Here is my training loop. If I replace the FMoE Mlp layer with a regular Mlp layer, the training works fine.

    for step, batch in enumerate(train_loader):
        data_time.update(time.time() - end)
        batch = tuple(t.to(args.device) for t in batch)

        x, y = batch

        pred = model(x, 0)
        loss_ = loss_fct(pred, y)
        
        loss_.backward()
        model.allreduce_params()
        optimizer.step()
        optimizer.zero_grad()
        MB = 1024 * 1024
        memory_meter.update(torch.cuda.max_memory_allocated() / MB)
        log.info("Training ({}/{} Steps)\tData time={:.2f}({:.2f})\tBatch time={:.2f}({:.2f})\tMemory={:.1f}({:.1f})".format(
            global_step, t_total, data_time.val, data_time.avg, batch_time.val, batch_time.avg, memory_meter.val, memory_meter.avg))

Can you please help me with what might be causing this? Thanks.

ptrblck · March 23, 2024, 1:34am

Are you appending any outputs or losses to a list or are you accumulating them somewhere without detaching? An increase in device memory usage often points to script issue where tensors attached to a computation graph are accumulated thus disallowing PyTorch to free the intermediate activations.
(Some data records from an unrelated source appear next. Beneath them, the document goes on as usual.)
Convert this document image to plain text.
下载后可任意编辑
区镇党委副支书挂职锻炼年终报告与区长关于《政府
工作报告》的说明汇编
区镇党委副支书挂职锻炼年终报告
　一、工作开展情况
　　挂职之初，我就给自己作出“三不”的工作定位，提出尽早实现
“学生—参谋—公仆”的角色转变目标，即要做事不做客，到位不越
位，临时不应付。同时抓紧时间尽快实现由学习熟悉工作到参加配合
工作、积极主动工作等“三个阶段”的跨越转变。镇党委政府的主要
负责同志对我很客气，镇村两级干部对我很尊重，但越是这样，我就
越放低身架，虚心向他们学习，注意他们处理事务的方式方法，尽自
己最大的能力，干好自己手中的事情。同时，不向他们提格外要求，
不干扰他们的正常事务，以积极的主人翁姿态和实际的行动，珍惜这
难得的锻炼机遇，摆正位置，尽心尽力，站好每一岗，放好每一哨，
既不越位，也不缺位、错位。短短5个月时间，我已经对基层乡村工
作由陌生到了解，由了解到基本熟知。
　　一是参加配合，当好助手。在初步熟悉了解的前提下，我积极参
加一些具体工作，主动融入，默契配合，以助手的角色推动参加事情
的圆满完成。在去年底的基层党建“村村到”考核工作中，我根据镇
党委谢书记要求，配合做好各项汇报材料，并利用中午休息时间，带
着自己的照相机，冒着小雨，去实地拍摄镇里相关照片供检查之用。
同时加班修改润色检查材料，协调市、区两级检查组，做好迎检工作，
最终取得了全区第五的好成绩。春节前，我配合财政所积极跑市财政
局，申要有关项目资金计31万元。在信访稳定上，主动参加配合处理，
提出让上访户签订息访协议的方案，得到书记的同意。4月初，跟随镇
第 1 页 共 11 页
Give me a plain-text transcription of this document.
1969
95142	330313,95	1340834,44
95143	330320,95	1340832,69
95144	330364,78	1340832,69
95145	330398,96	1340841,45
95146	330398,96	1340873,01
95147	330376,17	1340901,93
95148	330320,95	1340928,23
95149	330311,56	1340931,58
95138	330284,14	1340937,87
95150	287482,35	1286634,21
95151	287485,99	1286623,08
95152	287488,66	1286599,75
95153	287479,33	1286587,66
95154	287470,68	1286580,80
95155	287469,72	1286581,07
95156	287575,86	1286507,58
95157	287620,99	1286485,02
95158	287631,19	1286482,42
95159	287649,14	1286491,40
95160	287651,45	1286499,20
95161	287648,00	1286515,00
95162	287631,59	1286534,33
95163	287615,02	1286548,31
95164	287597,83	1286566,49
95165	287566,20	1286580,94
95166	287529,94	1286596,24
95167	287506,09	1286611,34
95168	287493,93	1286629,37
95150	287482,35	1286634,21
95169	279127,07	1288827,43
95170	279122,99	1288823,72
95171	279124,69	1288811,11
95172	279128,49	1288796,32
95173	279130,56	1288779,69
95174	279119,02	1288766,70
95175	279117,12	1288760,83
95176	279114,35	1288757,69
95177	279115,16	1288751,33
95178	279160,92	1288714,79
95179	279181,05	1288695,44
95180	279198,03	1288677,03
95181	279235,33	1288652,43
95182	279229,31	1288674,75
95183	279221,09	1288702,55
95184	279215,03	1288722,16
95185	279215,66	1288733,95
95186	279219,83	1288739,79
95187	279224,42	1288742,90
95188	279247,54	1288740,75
sreetama · March 23, 2024, 1:56am

No, I try to make sure that I use .item() before appending to lists to avoid saving the computation graph. Also, the issue does not exist if I use the exact same script using a regular Mlp layer instead of the FMoE layer from fastmoe.

ptrblck · March 23, 2024, 2:15am

Ah OK. Did you already create am issue in their GitHub repository as it seems the layer is causing the issue?

sreetama · March 23, 2024, 5:42am

Yes, I posted an issue. But this is really confusing for me since I am able to use fastmoe as part of other code repositories.